There are times when many women go cray-cray for everything salt, acting like it’s a Barney's sample sale and all items are on may-jor clearance. Try to pry it from our (perfectly manicured) hands and we will fight you to the death. Popcorn, potato chips, nuts, or straight shots of salt (don’t judge) the fact is, sometimes a girl needs her fix.
But of course we all know that salt lands on the list of foods to avoid. It can hinder weight loss. And we’ve seen firsthand the results of too much salty goodness when our skinny jeans just won’t zip.
But we are here to share some very good news: Not all salt is created equal. Yes, you can have your salt and eat it too… Huh?
Truth be told, “We cannot live without salt. The human body was designed to require and crave salt,” says Dr. David Brownstein, author of Salt: Your Way To Health. “Salt is the second most common substance in our bodies.” (Water, of course, being the first.)
Hallelujah and puh-lease pass the potato chips!
But before you go sprinkling more salt on your french fries, Dr. Brownstein offers a reminder: The key to getting your salt fix and reaping its touted health benefits is to stick to unrefined salt (as in, not the stuff you see on most tabletops in America).

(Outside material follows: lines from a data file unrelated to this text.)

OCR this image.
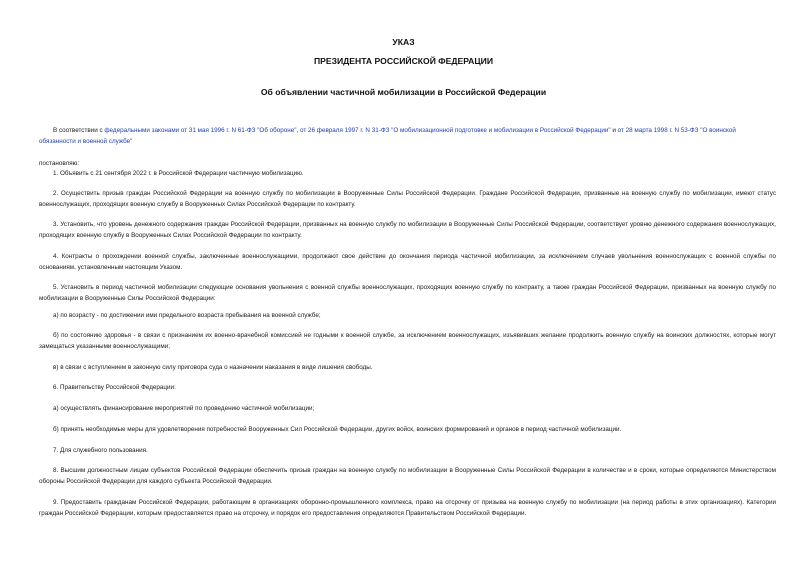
УКАЗ
ПРЕЗИДЕНТА РОССИЙСКОЙ ФЕДЕРАЦИИ
Об объявлении частичной мобилизации в Российской Федерации
В соответствии с федеральными законами от 31 мая 1996 г. N 61-ФЗ "Об обороне", от 26 февраля 1997 г. N 31-ФЗ "О мобилизационной подготовке и мобилизации в Российской Федерации" и от 28 марта 1998 г. N 53-ФЗ "О воинской обязанности и военной службе"

постановляю:

1. Объявить с 21 сентября 2022 г. в Российской Федерации частичную мобилизацию.

2. Осуществить призыв граждан Российской Федерации на военную службу по мобилизации в Вооруженные Силы Российской Федерации. Граждане Российской Федерации, призванные на военную службу по мобилизации, имеют статус военнослужащих, проходящих военную службу в Вооруженных Силах Российской Федерации по контракту.

3. Установить, что уровень денежного содержания граждан Российской Федерации, призванных на военную службу по мобилизации в Вооруженные Силы Российской Федерации, соответствует уровню денежного содержания военнослужащих, проходящих военную службу в Вооруженных Силах Российской Федерации по контракту.

4. Контракты о прохождении военной службы, заключенные военнослужащими, продолжают свое действие до окончания периода частичной мобилизации, за исключением случаев увольнения военнослужащих с военной службы по основаниям, установленным настоящим Указом.

5. Установить в период частичной мобилизации следующие основания увольнения с военной службы военнослужащих, проходящих военную службу по контракту, а также граждан Российской Федерации, призванных на военную службу по мобилизации в Вооруженные Силы Российской Федерации:

а) по возрасту - по достижении ими предельного возраста пребывания на военной службе;

б) по состоянию здоровья - в связи с признанием их военно-врачебной комиссией не годными к военной службе, за исключением военнослужащих, изъявивших желание продолжить военную службу на воинских должностях, которые могут замещаться указанными военнослужащими;

в) в связи с вступлением в законную силу приговора суда о назначении наказания в виде лишения свободы.

6. Правительству Российской Федерации:

а) осуществлять финансирование мероприятий по проведению частичной мобилизации;

б) принять необходимые меры для удовлетворения потребностей Вооруженных Сил Российской Федерации, других войск, воинских формирований и органов в период частичной мобилизации.

7. Для служебного пользования.

8. Высшим должностным лицам субъектов Российской Федерации обеспечить призыв граждан на военную службу по мобилизации в Вооруженные Силы Российской Федерации в количестве и в сроки, которые определяются Министерством обороны Российской Федерации для каждого субъекта Российской Федерации.

9. Предоставить гражданам Российской Федерации, работающим в организациях оборонно-промышленного комплекса, право на отсрочку от призыва на военную службу по мобилизации (на период работы в этих организациях). Категории граждан Российской Федерации, которым предоставляется право на отсрочку, и порядок его предоставления определяются Правительством Российской Федерации.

So what’s the big dealio? “Refined salt contains no minerals and also has toxic additives from the manufacturing process—aluminum silicate and chlorine derivatives (to make it white),” Dr. Brownstein says. Think about refined salt as we now have come to think about refined white sugar: the processing has made it white poison. It’s the refined salt that is responsible for those negative side effects like bloating.
Unrefined salt provides electrolytes, which maintain water balance in the body and assist in nerve and muscle function. In fact, adding a pinch of Celtic sea salt to your water can provide a natural dose of electrolytes. Unrefined salt also supplies minerals which aid the immune system. Adding this amazing “right” salt to your diet can help battle fatigue, adrenal disorders, headaches, thyroid disorders, and lower cholesterol levels and high blood pressure.
So while we should banish the refined common table salt all together like we did our moccasins, Dr. Brownstein says one half to one teaspoon a day of unrefined salt is good!
You can find unrefined salt, like Celtic or Himalayan sea salt, at most health food and grocery stores. Happy salting!